Les participants ont ainsi appelé à davantage de clarté de la part de l’État, à la nécessité d’une parole unique. Ils souhaitent surtout davantage de visibilité, notamment sur Orly, dont la réouverture fin juin est primordiale pour plusieurs compagnies. La quatorzaine pour les arrivées en outre-mer est aussi un frein énorme à la reprise. «Il faut lui substituer quelque chose de plus fluide» réclame ainsi Dominique Dufour, secrétaire général d’Air Austral.

Les Sénateurs ont déploré que le soutien de l’État aux compagnies donne l’impression de demi-mesures. Les transporteurs ont exposé les décisions qui leur semblent indispensables pour réellement traverser la crise, dont des annulations de charges plutôt que des reports. En Polynésie est souhaité un dispositif d’indemnisation du chômage partiel comparable à celui mis en place en Nouvelle-Calédonie. Par ailleurs, un fonds de soutien est préconisé, équivalent à celui accordé à Air France, dans un souci d’équité, qui tiendrait compte des caractéristiques propres à chaque compagnie. 

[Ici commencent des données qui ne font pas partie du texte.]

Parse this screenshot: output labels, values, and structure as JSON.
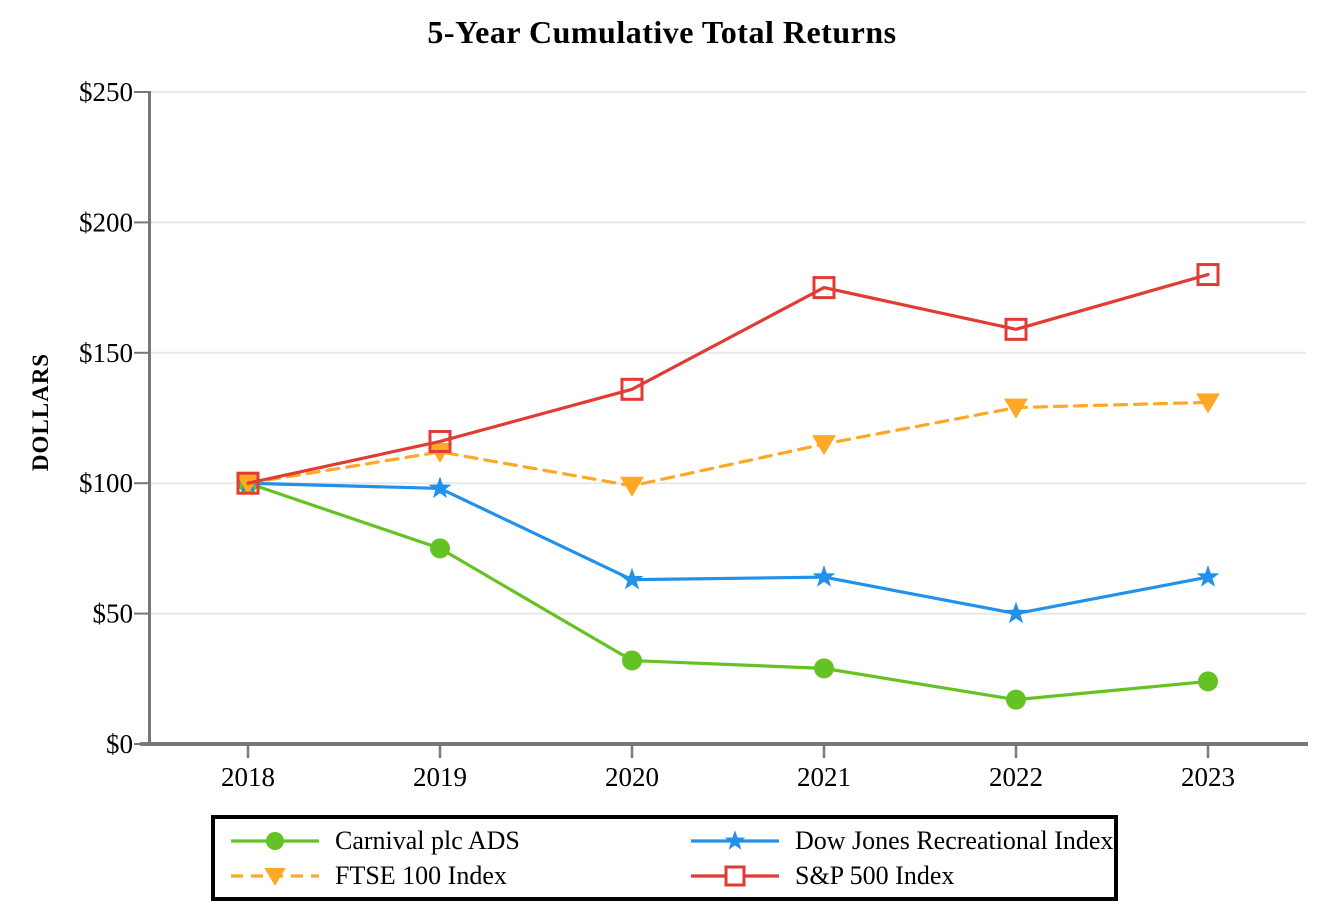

Pour Corsair, un PGE sous condition

Les Prêts Garantis d’État sont une autre option aujourd’hui plébiscitée. Air Saint-Pierre l’a obtenu. Air Austral, dont le capital est détenu indirectement par la Région et le département, boucle tout juste son PGE (notre article du 15 mai). Air Calin a demandé un PGE, de même que le groupe Dubreuil (Air Caraïbes, French bee), lequel se montre optimiste au regard des réponses déjà obtenues pour son dossier. La situation est en revanche plus compliquée pour Corsair, l’État posant comme condition à son obtention que ses actionnaires fassent aussi leur «part du chemin». Or, c’est loin d’être acquis aujourd’hui, vu le manque de surface financière du groupe d’aviation privé allemand Intro Aviation (53% du capital), et les difficultés actuelles du géant allemand du tourisme TUI, son actionnaire minoritaire.

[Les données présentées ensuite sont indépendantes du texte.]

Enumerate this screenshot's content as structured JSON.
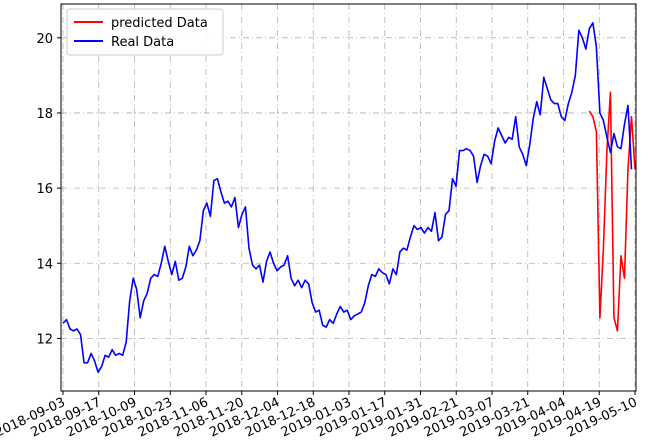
{
  "chart_data": {
    "type": "line",
    "title": "",
    "xlabel": "",
    "ylabel": "",
    "x_tick_labels": [
      "2018-09-03",
      "2018-09-17",
      "2018-10-09",
      "2018-10-23",
      "2018-11-06",
      "2018-11-20",
      "2018-12-04",
      "2018-12-18",
      "2019-01-03",
      "2019-01-17",
      "2019-01-31",
      "2019-02-21",
      "2019-03-07",
      "2019-03-21",
      "2019-04-04",
      "2019-04-19",
      "2019-05-10"
    ],
    "y_ticks": [
      12,
      14,
      16,
      18,
      20
    ],
    "y_tick_labels": [
      "12",
      "14",
      "16",
      "18",
      "20"
    ],
    "ylim": [
      10.6,
      20.9
    ],
    "grid": true,
    "legend_position": "top-left",
    "series": [
      {
        "name": "predicted Data",
        "color": "#ff0000",
        "start_index": 150,
        "values": [
          18.05,
          17.9,
          17.5,
          12.55,
          14.4,
          17.0,
          18.55,
          12.55,
          12.2,
          14.2,
          13.6,
          16.5,
          17.9,
          16.5
        ]
      },
      {
        "name": "Real Data",
        "color": "#0000ff",
        "start_index": 0,
        "values": [
          12.4,
          12.5,
          12.25,
          12.2,
          12.25,
          12.1,
          11.35,
          11.35,
          11.6,
          11.4,
          11.1,
          11.25,
          11.55,
          11.5,
          11.7,
          11.55,
          11.6,
          11.55,
          11.9,
          13.0,
          13.6,
          13.3,
          12.55,
          13.0,
          13.2,
          13.6,
          13.7,
          13.65,
          14.0,
          14.45,
          14.05,
          13.7,
          14.05,
          13.55,
          13.6,
          13.9,
          14.45,
          14.2,
          14.35,
          14.6,
          15.4,
          15.6,
          15.25,
          16.2,
          16.25,
          15.9,
          15.6,
          15.65,
          15.5,
          15.75,
          14.95,
          15.3,
          15.5,
          14.4,
          13.95,
          13.85,
          13.95,
          13.5,
          14.05,
          14.3,
          14.0,
          13.8,
          13.9,
          13.95,
          14.2,
          13.6,
          13.4,
          13.55,
          13.35,
          13.55,
          13.45,
          12.95,
          12.7,
          12.75,
          12.35,
          12.3,
          12.5,
          12.4,
          12.65,
          12.85,
          12.7,
          12.75,
          12.5,
          12.6,
          12.65,
          12.7,
          12.95,
          13.4,
          13.7,
          13.65,
          13.85,
          13.75,
          13.7,
          13.45,
          13.85,
          13.7,
          14.3,
          14.4,
          14.35,
          14.7,
          15.0,
          14.9,
          14.95,
          14.8,
          14.95,
          14.85,
          15.35,
          14.6,
          14.7,
          15.3,
          15.4,
          16.25,
          16.05,
          17.0,
          17.0,
          17.05,
          17.0,
          16.85,
          16.15,
          16.6,
          16.9,
          16.85,
          16.65,
          17.25,
          17.6,
          17.4,
          17.2,
          17.35,
          17.3,
          17.9,
          17.1,
          16.9,
          16.6,
          17.15,
          17.85,
          18.3,
          17.95,
          18.95,
          18.65,
          18.35,
          18.25,
          18.25,
          17.9,
          17.8,
          18.25,
          18.55,
          19.0,
          20.2,
          20.0,
          19.7,
          20.25,
          20.4,
          19.75,
          18.0,
          17.8,
          17.35,
          16.95,
          17.45,
          17.1,
          17.05,
          17.7,
          18.2,
          16.5
        ]
      }
    ]
  }
}
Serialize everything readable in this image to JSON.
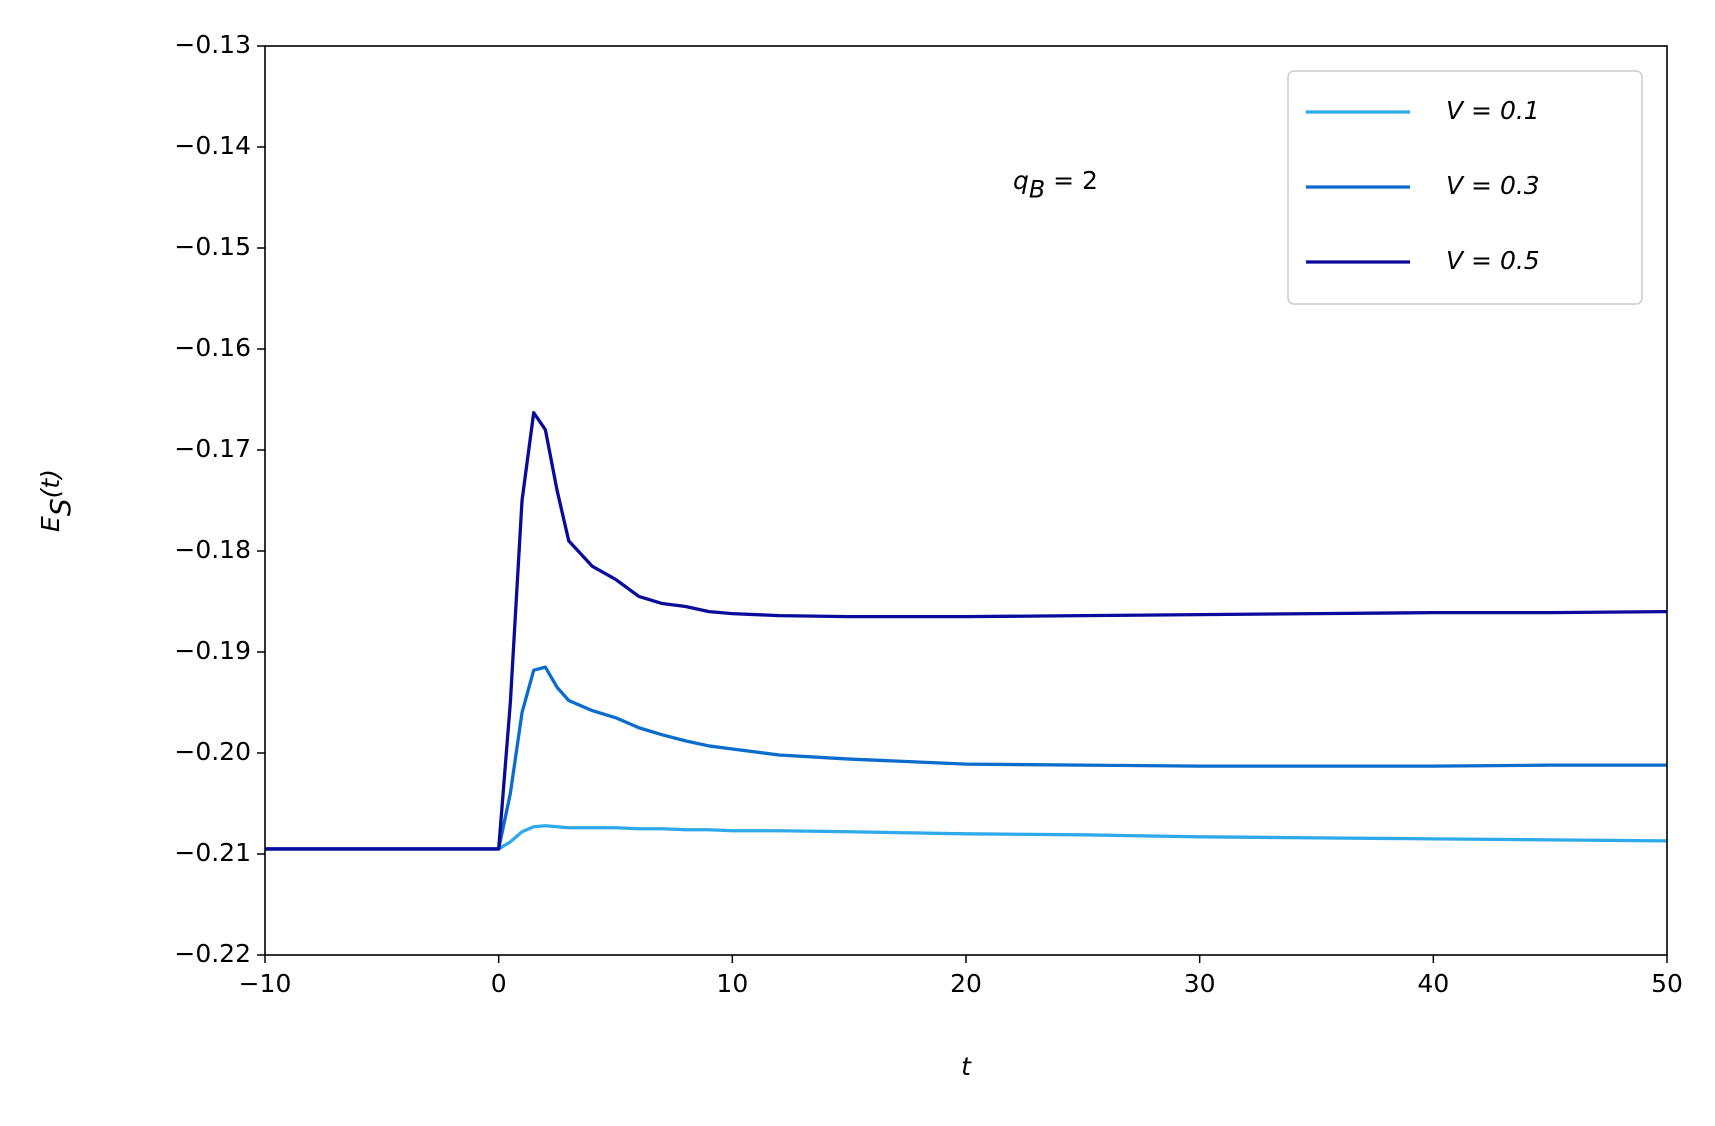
{
  "chart_data": {
    "type": "line",
    "xlabel": "t",
    "ylabel": {
      "main": "E",
      "sub": "S",
      "rest": "(t)"
    },
    "annotation": {
      "main": "q",
      "sub": "B",
      "rest": " = 2"
    },
    "x": [
      -10,
      0,
      0.5,
      1,
      1.5,
      2,
      2.5,
      3,
      4,
      5,
      6,
      7,
      8,
      9,
      10,
      12,
      15,
      20,
      25,
      30,
      35,
      40,
      45,
      50
    ],
    "series": [
      {
        "name": "V = 0.1",
        "color": "#2eaaea",
        "values": [
          -0.2095,
          -0.2095,
          -0.2088,
          -0.2078,
          -0.2073,
          -0.2072,
          -0.2073,
          -0.2074,
          -0.2074,
          -0.2074,
          -0.2075,
          -0.2075,
          -0.2076,
          -0.2076,
          -0.2077,
          -0.2077,
          -0.2078,
          -0.208,
          -0.2081,
          -0.2083,
          -0.2084,
          -0.2085,
          -0.2086,
          -0.2087
        ]
      },
      {
        "name": "V = 0.3",
        "color": "#0a6ccc",
        "values": [
          -0.2095,
          -0.2095,
          -0.204,
          -0.196,
          -0.1918,
          -0.1915,
          -0.1935,
          -0.1948,
          -0.1958,
          -0.1965,
          -0.1975,
          -0.1982,
          -0.1988,
          -0.1993,
          -0.1996,
          -0.2002,
          -0.2006,
          -0.2011,
          -0.2012,
          -0.2013,
          -0.2013,
          -0.2013,
          -0.2012,
          -0.2012
        ]
      },
      {
        "name": "V = 0.5",
        "color": "#0a0a9c",
        "values": [
          -0.2095,
          -0.2095,
          -0.195,
          -0.175,
          -0.1663,
          -0.168,
          -0.174,
          -0.179,
          -0.1815,
          -0.1828,
          -0.1845,
          -0.1852,
          -0.1855,
          -0.186,
          -0.1862,
          -0.1864,
          -0.1865,
          -0.1865,
          -0.1864,
          -0.1863,
          -0.1862,
          -0.1861,
          -0.1861,
          -0.186
        ]
      }
    ],
    "xlim": [
      -10,
      50
    ],
    "xticks": [
      {
        "value": -10,
        "label": "−10"
      },
      0,
      10,
      20,
      30,
      40,
      50
    ],
    "ylim": [
      -0.22,
      -0.13
    ],
    "yticks": [
      {
        "value": -0.22,
        "label": "−0.22"
      },
      {
        "value": -0.21,
        "label": "−0.21"
      },
      {
        "value": -0.2,
        "label": "−0.20"
      },
      {
        "value": -0.19,
        "label": "−0.19"
      },
      {
        "value": -0.18,
        "label": "−0.18"
      },
      {
        "value": -0.17,
        "label": "−0.17"
      },
      {
        "value": -0.16,
        "label": "−0.16"
      },
      {
        "value": -0.15,
        "label": "−0.15"
      },
      {
        "value": -0.14,
        "label": "−0.14"
      },
      {
        "value": -0.13,
        "label": "−0.13"
      }
    ],
    "legend": "upper right",
    "grid": false
  }
}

Sur les Prêts Garantis par l’État, Marc Rochet, président d’Air Caraïbes et French bee, a bien résumé la situation : «Soit les délais de remboursement des PGE sont trop courts, et on les repoussera, soit une partie de ces prêts ne seront jamais remboursés. Il faudrait mieux que la puissance publique regarde cette question de manière objective. Mais l’argent public est sacré. Son utilisation doit être justifiée. Et je dis aussi clairement que les compagnies aériennes doivent faire des efforts».

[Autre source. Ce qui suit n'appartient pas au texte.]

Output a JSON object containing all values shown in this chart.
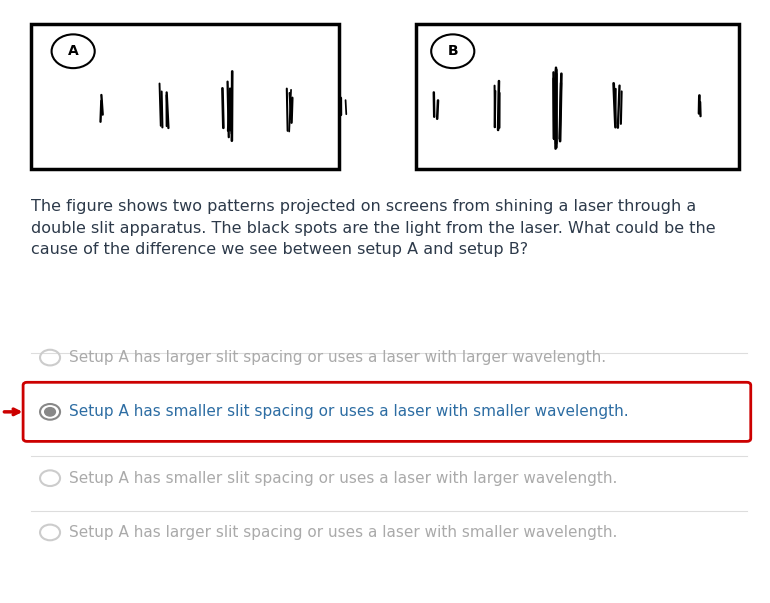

On notera enfin la situation particulière d’Air Tahiti Nui, société d’économie mixte locale. La Collectivité voudrait l’aider mais ne peut plus monter au capital, elle a bien voté un compte courant d’associé mais celui-ci doit être remboursé en deux ans. La compagnie polynésienne demande donc son classement comme entreprise stratégique, et l’obtention d’un prêt direct par l’État (à l’instar d’Air France) ou une prise de participation de celui-ci.